3. I think the Darkhast ought to have been struck off against the present appellants and no execution given her against them; and I would so order.

Heaton, J.

4. I agree. The point in dispute is a very easy one to state though not so easy, possibly, to decide. A decretal injunction was obtained against two brothers, who together with the sona of one of them formed a Hindu joint family. On the death of the two brothers who alone out of the family were parties to the suit, the plaintiti-decree-holder sought to enforce the injunction against the sons of one of those brothers. The decree-holder justified his right to do this on the ground, the only possible ground that he could take, that the sons were the legal representatives of the persons against whom the decree was obtained. There is a definition of the expression 'legal representative' in the Code of Civil Procedure. The sons here certainly do not fall within the meaning of that definition. They do not in law represent the estate of a deceased person and they are not persons on whom has devolved the estate of a person sued in a representative character. So long as they do not come within the definition of 'legal representative,' then of course it is futile for the decree-holder to refer to Section 50 or Section 52 of the Code. But it is argued that Section 53 gives to the decree-holder in this case a legal right to enforce the injunction against the sons of the brother; and that might be so if Section 53 were purely descriptive of the kind of property which was deemed to be property of the deceased which has come to the hands of the sons or other descendants as their legal representatives. If that section were purely descriptive and not limitative, then there would be force in the contention I am considering. But I think it is limitative as well as descriptive; for if it were purely descriptive it would run in this way:-'For the purposes' of Section 50 and Section 52, the property of sons and other descendants which would be liable under the Hindu law for the payment of the debt of a deceased ancestor, in respect of which a decree had been passed, shall be deemed,' etc. A comparison of the rendering of the section which I have suggested with the actual wording of the section will bring out very clearly the distinction which I am here seeking to point out. The conclusion I have come to is identical with that stated by my learned brother.
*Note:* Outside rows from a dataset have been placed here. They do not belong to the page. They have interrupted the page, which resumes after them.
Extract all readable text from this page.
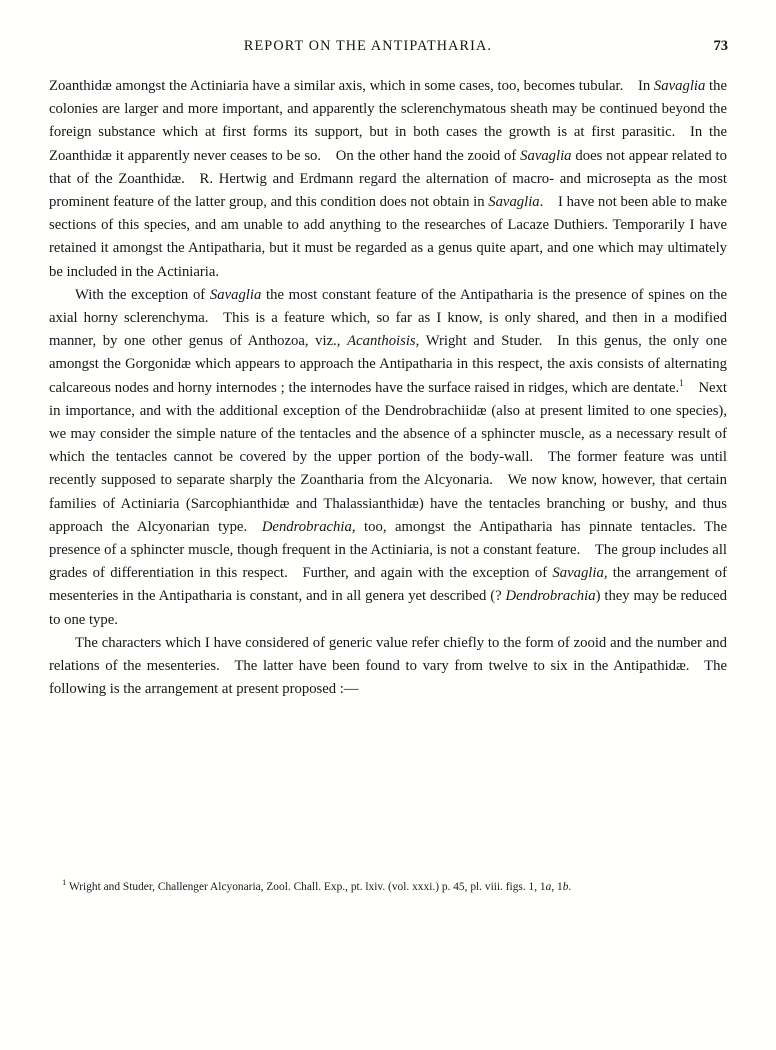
REPORT ON THE ANTIPATHARIA.	73

Zoanthidæ amongst the Actiniaria have a similar axis, which in some cases, too, becomes tubular. In Savaglia the colonies are larger and more important, and apparently the sclerenchymatous sheath may be continued beyond the foreign substance which at first forms its support, but in both cases the growth is at first parasitic. In the Zoanthidæ it apparently never ceases to be so. On the other hand the zooid of Savaglia does not appear related to that of the Zoanthidæ. R. Hertwig and Erdmann regard the alternation of macro- and microsepta as the most prominent feature of the latter group, and this condition does not obtain in Savaglia. I have not been able to make sections of this species, and am unable to add anything to the researches of Lacaze Duthiers. Temporarily I have retained it amongst the Antipatharia, but it must be regarded as a genus quite apart, and one which may ultimately be included in the Actiniaria.

With the exception of Savaglia the most constant feature of the Antipatharia is the presence of spines on the axial horny sclerenchyma. This is a feature which, so far as I know, is only shared, and then in a modified manner, by one other genus of Anthozoa, viz., Acanthoisis, Wright and Studer. In this genus, the only one amongst the Gorgonidæ which appears to approach the Antipatharia in this respect, the axis consists of alternating calcareous nodes and horny internodes ; the internodes have the surface raised in ridges, which are dentate.$^1$ Next in importance, and with the additional exception of the Dendrobrachiidæ (also at present limited to one species), we may consider the simple nature of the tentacles and the absence of a sphincter muscle, as a necessary result of which the tentacles cannot be covered by the upper portion of the body-wall. The former feature was until recently supposed to separate sharply the Zoantharia from the Alcyonaria. We now know, however, that certain families of Actiniaria (Sarcophianthidæ and Thalassianthidæ) have the tentacles branching or bushy, and thus approach the Alcyonarian type. Dendrobrachia, too, amongst the Antipatharia has pinnate tentacles. The presence of a sphincter muscle, though frequent in the Actiniaria, is not a constant feature. The group includes all grades of differentiation in this respect. Further, and again with the exception of Savaglia, the arrangement of mesenteries in the Antipatharia is constant, and in all genera yet described (? Dendrobrachia) they may be reduced to one type.

The characters which I have considered of generic value refer chiefly to the form of zooid and the number and relations of the mesenteries. The latter have been found to vary from twelve to six in the Antipathidæ. The following is the arrangement at present proposed :—

$^1$ Wright and Studer, Challenger Alcyonaria, Zool. Chall. Exp., pt. lxiv. (vol. xxxi.) p. 45, pl. viii. figs. 1, 1a, 1b.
5. We have in the course of the argument been referred to a considerable number of cases, of which Amar Chandra Kundu v. Sebak Chand Chowdhury I.L.R. (1907) Cal. 642, f.b is an instance. It is an interesting instance for this reason that it indicates quite clearly the kind of difficulty which the new provision in the Code is intended to overcome. The new provision which I have alluded to is Section 53. But seeing that this new provision has been incorporated in the Code, we have to determine the law from a consideration of that provision and not, as we have been invited to do, from a consideration of the decisions which were given before the law was changed. In this Calcutta case, to which I have referred, there is a very imposing array of cases collected which no doubt illustrate the difficulties which then existed, but which in my opinion do not go any way whatever towards solving the difficulty with which we are now confronted when we have to ascertain the meaning of that which was enacted for the first time in the year 1908.

6. We allow the appeal with all costs arid dismiss the Darkhast with all costs.